Still, most MaaS discussions to date revolve around the technology, not the asphalt and rails that these mobility services rest upon. One framework attempts to define levels of MaaS sophistication, culminating in Level 6, where “inputs and outputs of any journey will help feed and derive other dynamic interfaces.” The model makes no mention of transit service levels or street infrastructure. Neither does the description of MaaS offered by the MaaS Alliance, an industry-supported advocacy group, though it does note the “new business models” MaaS could launch. Indeed, it’s understandable why software and logistics companies might see more market potential in integrated mobility platforms than in new bike lanes or expanded transit service. Such incentives may explain some of MaaS’s technocentrism.

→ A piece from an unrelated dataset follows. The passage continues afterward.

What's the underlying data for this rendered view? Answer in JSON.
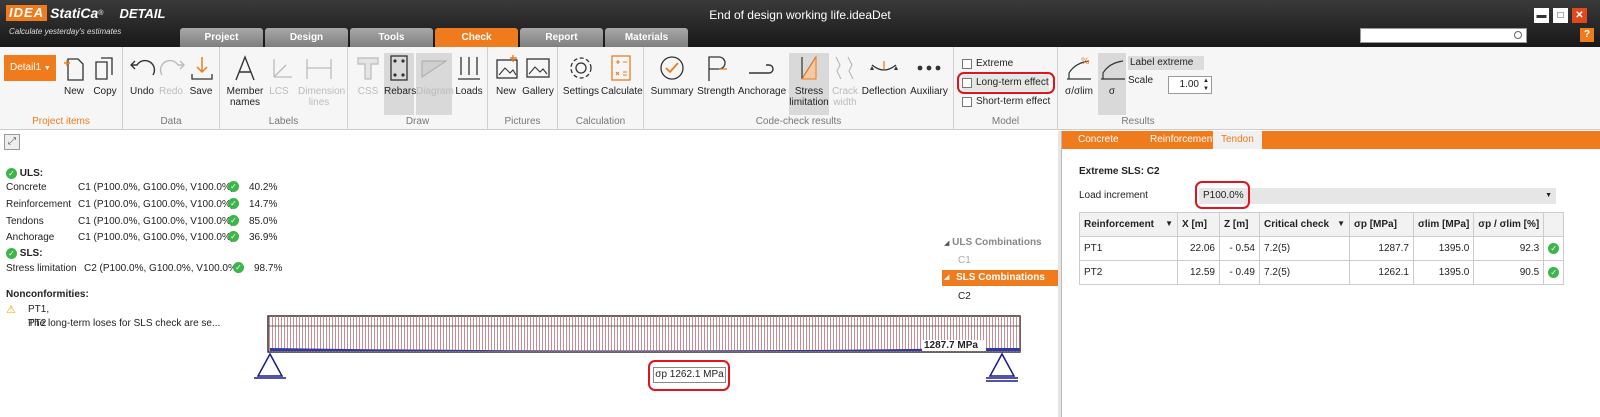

Politics also nudges MaaS conversations toward technical solutions. After all, no one “loses” when it becomes easier to travel across urban transport services; drivers’ commutes are unaffected. That wouldn’t be the case if public officials took a step like the third choice above: removing subsidies for workplace parking. Such a move would be a powerful MaaS enabler—making car trips more expensive implicitly makes other modes relatively cheaper—but it would likely be a tough sell for an elected official.

The first option, increasing transit frequency, has a different but comparable problem: It requires new taxpayer funding. But the experience of Seattle suggests how powerful an effect transit expansion can have on vehicle ownership, a key MaaS goal.  

In 2008, Seattle voters approved $17.8 billion in transit funding, followed by an additional $53 billion in 2016. That allowed the city to make huge upgrades in transit service. The share of households living within a 10-minute walk of 10-minute transit service rose from 25 percent in 2015 to 67 percent in 2018. Transit ridership has swelled since, and the newest census data shows that Seattle posted the single biggest drop in the share of households owning a car among the 50 largest American cities this decade, from 84.3 percent in 2010 to 81.2 percent in 2018. While acknowledging that causation is hard to prove, Benjamin de la Pena, chief of strategy and innovation at the Seattle Department of Transportation, says he “certainly believe[s] there’s a strong correlation between the increased provision of transit and the decline in car ownership.”

Few metro areas can marshal the billions of dollars Seattle invested over the past decade. But there are plenty of cheaper policy options that can nudge people away from cars. Cities can construct the kinds of protected bike lanes and dedicated micromobility parking that D.C.’s Marootian referenced, and they can follow the lead of New York and San Francisco by closing central thoroughfares to personal vehicles while leaving them open to other modes. Transit agencies can remove policies that prevent riders from bringing bikes on board trains and subways, and they can build micromobility parking at their stations. Cities could even raise revenue through their MaaS strategy: Suddenly doubling parking costs may be politically infeasible, but a gentle upward drift in the price of resident parking permits might not be.

And, of course, cities can support the MaaS technology platforms that bring together all the various modes and services. Indeed, these services could entice people on the margins to leave their car parked in the driveway, and one day they might accommodate fleets of autonomous shuttles and taxis that futurists anticipate. But we should be realistic: Without supportive policies and investment decisions, the smartest MaaS technology in the world won’t be able to liberate cities from our reliance on automobility.